The way to programmer performance starts with using perf!

1. Introduction to perf

Starting from the 2.6.31 kernel, the Linux kernel comes with a performance analysis tool perf, which can search hotspots at the function level and instruction level. Through it, applications can take advantage of PMU, tracepoint and special counters in the kernel for performance statistics. It can not only analyze the performance problem (per thread) of the specified application program, but also can be used to analyze the performance problem of the kernel. Of course, it can also analyze the application code and the kernel at the same time, so as to fully understand the performance bottleneck in the application program.

Perf is a performance profiling tool built into the Linux kernel source tree. Based on the principle of event sampling and performance events , it supports the performance analysis of processor-related performance indicators and operating system-related performance indicators. It is often used to find performance bottlenecks and locate hot codes.

1.1 Install Perf

Installing perf is very simple, as long as the kernel version is higher than 2.6.31, perf has been supported by the kernel.

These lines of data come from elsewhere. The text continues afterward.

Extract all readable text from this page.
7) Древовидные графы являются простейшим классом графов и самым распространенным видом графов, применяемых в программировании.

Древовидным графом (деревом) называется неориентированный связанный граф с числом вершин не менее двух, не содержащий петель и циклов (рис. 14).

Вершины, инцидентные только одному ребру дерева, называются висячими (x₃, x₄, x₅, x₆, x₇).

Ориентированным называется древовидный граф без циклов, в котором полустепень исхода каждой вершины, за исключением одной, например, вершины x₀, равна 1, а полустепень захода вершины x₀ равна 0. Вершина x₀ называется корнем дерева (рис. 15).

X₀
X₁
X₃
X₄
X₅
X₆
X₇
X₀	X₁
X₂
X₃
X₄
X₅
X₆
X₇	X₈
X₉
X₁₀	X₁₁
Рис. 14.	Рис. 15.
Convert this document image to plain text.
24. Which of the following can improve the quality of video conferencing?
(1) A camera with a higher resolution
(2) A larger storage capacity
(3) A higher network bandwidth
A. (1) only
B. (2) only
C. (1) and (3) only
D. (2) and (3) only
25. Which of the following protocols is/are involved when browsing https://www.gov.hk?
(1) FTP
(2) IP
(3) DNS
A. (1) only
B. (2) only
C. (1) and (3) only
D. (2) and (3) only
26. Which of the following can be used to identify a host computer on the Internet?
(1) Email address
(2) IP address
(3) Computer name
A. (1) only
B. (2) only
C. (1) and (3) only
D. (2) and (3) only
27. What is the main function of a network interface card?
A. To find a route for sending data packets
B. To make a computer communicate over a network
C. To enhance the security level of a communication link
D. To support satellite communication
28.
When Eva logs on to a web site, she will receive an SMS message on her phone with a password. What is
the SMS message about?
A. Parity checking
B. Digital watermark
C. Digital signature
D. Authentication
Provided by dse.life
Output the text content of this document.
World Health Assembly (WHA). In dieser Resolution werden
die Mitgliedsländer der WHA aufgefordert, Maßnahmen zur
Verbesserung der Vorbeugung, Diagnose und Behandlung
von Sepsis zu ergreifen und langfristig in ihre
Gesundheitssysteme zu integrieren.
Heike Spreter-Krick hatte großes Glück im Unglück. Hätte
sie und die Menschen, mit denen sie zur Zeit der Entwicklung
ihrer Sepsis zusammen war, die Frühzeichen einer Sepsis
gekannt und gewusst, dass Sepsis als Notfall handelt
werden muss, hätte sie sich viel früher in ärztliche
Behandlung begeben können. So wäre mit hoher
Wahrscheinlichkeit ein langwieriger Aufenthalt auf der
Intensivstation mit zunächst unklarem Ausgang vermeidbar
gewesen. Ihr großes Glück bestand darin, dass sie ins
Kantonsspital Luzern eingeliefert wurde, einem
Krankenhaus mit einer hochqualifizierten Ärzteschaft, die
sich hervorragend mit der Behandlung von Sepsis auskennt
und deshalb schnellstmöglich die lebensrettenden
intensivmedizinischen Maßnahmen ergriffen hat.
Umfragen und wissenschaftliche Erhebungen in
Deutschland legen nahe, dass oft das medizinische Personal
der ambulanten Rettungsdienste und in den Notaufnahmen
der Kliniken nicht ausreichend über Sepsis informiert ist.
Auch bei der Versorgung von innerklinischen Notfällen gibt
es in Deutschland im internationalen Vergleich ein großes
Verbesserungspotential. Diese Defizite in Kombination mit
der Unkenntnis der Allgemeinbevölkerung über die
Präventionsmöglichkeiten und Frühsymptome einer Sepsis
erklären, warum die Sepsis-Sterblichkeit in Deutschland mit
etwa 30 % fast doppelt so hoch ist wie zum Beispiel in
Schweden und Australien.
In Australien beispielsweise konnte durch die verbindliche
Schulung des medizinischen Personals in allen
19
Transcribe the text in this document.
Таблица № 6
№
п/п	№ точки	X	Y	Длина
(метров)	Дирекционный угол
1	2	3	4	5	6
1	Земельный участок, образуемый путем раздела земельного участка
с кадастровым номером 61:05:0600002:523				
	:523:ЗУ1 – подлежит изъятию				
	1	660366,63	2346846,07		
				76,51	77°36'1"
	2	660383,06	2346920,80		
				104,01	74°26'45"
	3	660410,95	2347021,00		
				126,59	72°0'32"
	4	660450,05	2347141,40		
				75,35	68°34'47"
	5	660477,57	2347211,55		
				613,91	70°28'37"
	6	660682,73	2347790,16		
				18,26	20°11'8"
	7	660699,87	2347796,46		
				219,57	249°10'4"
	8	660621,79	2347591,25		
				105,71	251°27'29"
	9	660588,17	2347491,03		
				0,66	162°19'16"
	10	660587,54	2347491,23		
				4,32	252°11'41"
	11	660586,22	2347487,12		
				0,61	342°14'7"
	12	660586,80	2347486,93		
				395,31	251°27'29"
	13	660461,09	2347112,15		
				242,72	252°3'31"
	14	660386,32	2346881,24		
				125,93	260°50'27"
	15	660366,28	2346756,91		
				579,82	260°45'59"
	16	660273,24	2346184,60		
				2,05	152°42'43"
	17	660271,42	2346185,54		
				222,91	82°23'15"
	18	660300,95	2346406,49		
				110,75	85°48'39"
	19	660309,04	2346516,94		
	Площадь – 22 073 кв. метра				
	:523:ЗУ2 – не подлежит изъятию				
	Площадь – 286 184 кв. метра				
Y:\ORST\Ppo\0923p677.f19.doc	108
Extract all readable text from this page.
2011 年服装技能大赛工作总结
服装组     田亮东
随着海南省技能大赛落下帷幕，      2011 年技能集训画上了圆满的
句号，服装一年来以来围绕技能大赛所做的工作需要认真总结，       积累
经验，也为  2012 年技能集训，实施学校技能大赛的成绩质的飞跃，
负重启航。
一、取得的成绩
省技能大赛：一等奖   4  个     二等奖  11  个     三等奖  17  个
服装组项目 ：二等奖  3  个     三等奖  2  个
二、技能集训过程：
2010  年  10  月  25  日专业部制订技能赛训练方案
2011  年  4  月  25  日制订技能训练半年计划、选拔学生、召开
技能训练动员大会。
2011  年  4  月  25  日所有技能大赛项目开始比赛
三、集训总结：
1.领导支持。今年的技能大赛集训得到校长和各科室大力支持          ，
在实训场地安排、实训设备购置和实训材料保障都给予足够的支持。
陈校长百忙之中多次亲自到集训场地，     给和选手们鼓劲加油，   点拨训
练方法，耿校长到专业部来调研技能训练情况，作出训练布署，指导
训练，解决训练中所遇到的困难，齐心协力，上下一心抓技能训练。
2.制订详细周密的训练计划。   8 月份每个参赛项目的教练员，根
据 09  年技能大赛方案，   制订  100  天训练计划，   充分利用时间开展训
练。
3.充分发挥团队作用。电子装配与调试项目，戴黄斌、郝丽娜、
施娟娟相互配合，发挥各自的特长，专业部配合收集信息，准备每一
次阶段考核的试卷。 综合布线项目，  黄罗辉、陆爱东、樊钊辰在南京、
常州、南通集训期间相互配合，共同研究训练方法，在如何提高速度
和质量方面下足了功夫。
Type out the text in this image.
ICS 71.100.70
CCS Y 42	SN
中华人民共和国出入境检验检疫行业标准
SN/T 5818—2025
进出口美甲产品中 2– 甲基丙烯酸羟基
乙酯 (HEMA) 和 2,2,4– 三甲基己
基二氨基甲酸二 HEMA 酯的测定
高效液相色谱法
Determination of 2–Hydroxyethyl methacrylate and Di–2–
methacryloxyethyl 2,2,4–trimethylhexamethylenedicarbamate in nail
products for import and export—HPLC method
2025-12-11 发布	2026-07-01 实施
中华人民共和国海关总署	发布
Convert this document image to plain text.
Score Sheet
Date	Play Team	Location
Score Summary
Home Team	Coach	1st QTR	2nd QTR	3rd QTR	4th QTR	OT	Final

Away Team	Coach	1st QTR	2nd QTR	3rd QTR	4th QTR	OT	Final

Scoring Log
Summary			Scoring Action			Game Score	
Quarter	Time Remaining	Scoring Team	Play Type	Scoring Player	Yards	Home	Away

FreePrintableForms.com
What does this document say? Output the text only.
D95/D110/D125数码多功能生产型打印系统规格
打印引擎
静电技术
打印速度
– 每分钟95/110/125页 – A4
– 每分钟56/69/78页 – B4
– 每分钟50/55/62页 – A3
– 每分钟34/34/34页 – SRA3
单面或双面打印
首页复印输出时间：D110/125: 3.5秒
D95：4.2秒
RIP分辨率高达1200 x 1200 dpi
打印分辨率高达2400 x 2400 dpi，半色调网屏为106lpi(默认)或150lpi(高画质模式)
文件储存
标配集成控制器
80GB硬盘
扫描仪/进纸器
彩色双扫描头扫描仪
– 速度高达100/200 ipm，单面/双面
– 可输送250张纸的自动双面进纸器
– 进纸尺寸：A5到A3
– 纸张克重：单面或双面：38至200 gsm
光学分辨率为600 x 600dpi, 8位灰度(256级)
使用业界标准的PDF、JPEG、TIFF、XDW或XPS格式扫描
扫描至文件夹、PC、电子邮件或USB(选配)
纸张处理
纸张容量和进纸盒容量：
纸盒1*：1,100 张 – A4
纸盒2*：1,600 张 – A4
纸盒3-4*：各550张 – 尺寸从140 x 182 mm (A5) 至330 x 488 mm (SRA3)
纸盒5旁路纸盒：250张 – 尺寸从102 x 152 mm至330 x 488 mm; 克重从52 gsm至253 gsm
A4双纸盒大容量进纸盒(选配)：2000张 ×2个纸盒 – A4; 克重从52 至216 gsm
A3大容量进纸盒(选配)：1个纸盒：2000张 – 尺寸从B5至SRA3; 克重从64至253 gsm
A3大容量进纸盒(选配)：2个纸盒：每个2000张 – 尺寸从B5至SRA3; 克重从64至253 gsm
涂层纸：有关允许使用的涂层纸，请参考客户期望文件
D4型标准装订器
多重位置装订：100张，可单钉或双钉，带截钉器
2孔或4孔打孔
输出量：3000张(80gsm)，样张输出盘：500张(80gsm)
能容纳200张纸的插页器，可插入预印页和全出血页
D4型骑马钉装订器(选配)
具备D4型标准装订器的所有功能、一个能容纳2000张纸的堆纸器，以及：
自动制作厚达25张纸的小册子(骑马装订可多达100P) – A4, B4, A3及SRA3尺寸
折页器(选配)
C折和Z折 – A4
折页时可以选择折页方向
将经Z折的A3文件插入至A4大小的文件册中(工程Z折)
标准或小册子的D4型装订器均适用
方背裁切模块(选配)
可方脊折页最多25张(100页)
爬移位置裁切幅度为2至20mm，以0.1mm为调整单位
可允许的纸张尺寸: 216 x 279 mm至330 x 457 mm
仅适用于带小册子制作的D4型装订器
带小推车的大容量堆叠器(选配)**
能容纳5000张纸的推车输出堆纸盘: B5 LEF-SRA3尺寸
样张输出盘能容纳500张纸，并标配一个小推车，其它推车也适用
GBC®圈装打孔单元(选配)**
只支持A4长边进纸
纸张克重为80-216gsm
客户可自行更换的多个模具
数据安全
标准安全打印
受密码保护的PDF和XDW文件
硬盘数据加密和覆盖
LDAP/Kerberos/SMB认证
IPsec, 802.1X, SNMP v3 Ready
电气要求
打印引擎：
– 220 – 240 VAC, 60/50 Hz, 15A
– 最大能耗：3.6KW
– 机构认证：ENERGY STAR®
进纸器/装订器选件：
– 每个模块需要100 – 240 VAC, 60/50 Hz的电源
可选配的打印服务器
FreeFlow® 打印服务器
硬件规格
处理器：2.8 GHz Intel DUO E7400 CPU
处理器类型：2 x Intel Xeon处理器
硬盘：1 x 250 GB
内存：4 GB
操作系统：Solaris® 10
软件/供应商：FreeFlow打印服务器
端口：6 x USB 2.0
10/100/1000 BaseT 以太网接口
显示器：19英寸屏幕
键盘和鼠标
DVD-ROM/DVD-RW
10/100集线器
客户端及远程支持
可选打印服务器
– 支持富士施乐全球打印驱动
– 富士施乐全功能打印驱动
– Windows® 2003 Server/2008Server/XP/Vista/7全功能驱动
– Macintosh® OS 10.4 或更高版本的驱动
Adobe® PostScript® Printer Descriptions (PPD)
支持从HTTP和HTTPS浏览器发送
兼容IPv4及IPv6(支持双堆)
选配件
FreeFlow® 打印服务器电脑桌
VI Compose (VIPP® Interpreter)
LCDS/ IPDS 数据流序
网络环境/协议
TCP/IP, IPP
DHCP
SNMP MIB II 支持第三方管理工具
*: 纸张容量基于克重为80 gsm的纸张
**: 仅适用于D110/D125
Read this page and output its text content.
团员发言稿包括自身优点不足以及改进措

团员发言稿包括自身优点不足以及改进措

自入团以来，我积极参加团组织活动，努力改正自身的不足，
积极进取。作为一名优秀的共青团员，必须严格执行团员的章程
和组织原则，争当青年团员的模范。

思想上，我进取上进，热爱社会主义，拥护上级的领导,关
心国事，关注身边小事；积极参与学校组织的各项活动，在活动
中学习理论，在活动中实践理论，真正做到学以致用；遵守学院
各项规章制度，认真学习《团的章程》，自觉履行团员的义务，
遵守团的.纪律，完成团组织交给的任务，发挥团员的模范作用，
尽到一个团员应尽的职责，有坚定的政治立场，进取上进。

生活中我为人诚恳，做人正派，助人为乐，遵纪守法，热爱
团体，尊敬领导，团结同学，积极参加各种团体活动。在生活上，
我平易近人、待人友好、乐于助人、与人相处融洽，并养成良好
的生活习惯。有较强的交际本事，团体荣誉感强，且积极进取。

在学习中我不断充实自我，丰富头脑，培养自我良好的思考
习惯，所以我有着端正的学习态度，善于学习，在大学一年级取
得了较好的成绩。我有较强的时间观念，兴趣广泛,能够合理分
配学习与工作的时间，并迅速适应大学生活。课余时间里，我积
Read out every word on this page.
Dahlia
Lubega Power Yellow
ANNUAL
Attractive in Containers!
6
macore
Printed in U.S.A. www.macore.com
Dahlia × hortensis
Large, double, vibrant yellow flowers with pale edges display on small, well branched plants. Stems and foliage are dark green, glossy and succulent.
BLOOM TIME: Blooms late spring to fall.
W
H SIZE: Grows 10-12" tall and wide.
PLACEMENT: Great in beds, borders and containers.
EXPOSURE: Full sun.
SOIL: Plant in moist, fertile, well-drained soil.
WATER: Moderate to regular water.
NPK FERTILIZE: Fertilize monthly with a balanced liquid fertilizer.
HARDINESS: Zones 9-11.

First install the kernel source code:

apt-get install linux-source

Then the kernel source code has been downloaded in the /usr/src directory, we decompress the source code package, then enter the tools/perf directory and type the following two commands:

make
make install

Perhaps due to system reasons, the following development packages need to be installed in advance:

apt-get install -y binutils-dev
apt-get install -y libdw-dev
apt-get install -y python-dev
apt-get install -y libnewt-dev

1.2 Basic use of Perf

CPU cycle (cpu-cycles) is the default performance event. The so-called CPU cycle refers to the smallest time unit that the CPU can recognize, usually a few millionths of a second, which is the time required for the CPU to execute the simplest instructions, such as Read the contents of the register, also called clock tick.

perf COMMAND [-e event …] PROGRAM, perf uses such a command format, COMMAND is commonly used is top, stat, record, report, etc. Then use the -e parameter to count the events that need attention. Multiple events use Multiple -e connections.

Perf is a toolset that contains 22 sub-tools, the following are the 5 most commonly used:

  • perf-list
  • perf-stat
  • perf-top
  • perf-record
  • perf-report
  • perf-trace

perf-list

Perf-list is used to view the performance events supported by perf, including software and hardware.
List all symbolic event types.

perf list [hw | sw | cache | tracepoint | event_glob]

perf stat

The best way to illustrate a tool is to give an example. Consider the following example program. Among them, the function longa() is a very long loop, which is a waste of time. Functions foo1 and foo2 will call the function 10 and 100 times, respectively.

//t1.c
 void longa()
 {
   int i,j;
   for(i = 0; i < 1000000; i++)
   j=i; //am I silly or crazy? I feel boring and desperate.
 }

 void foo2()
 {
   int i;
   for(i=0 ; i < 10; i++)
        longa();
 }

 void foo1()
 {
   int i;
   for(i = 0; i< 100; i++)
      longa();
 }

 int main(void)
 {
   foo1();
   foo2();
 }

and compile it:

gcc -o t1 -g t1.c

The following demonstrates the output of perf stat for program t1:

root@ubuntu-test:~# perf stat ./t1

 Performance counter stats for './t1':

        218.584169 task-clock # 0.997 CPUs utilized
                18 context-switches # 0.000 M/sec
                 0 CPU-migrations # 0.000 M/sec
                82 page-faults # 0.000 M/sec
       771,180,100 cycles # 3.528 GHz
     <not counted> stalled-cycles-frontend
     <not counted> stalled-cycles-backend
       550,703,114 instructions # 0.71 insns per cycle
       110,117,522 branches # 503.776 M/sec
             5,009 branch-misses # 0.00% of all branches

       0.219155248 seconds time elapsed

程序 t1 是一个 CPU bound 型,因为 task-clock-msecs 接近 1

Tuning t1 should be about finding the hotspots (i.e. the most time-consuming pieces of code) and seeing if you can improve the efficiency of the hotspots. By default, in addition to task-clock-msecs, perf stat also gives several other most commonly used statistics:

  • Task-clock-msecs: CPU utilization, if the value is high, it means that most of the program's time is spent on CPU calculations rather than IO.
  • Context-switches: The number of process switches, which records how many process switches occurred during the running of the program. Frequent process switches should be avoided.
  • Cache-misses: The overall cache utilization during the running of the program. If the value is too high, it means that the cache utilization of the program is not good
  • CPU-migrations: Indicates how many CPU migrations occurred during the running of process t1, that is, transferred from one CPU to another by the scheduler.
  • Cycles: processor clock, one machine instruction may require multiple cycles, Instructions: number of machine instructions.
  • IPC: It is the ratio of Instructions/Cycles. The larger the value, the better, indicating that the program makes full use of the characteristics of the processor.
  • Cache-references: the number of cache hits, Cache-misses: the number of cache failures.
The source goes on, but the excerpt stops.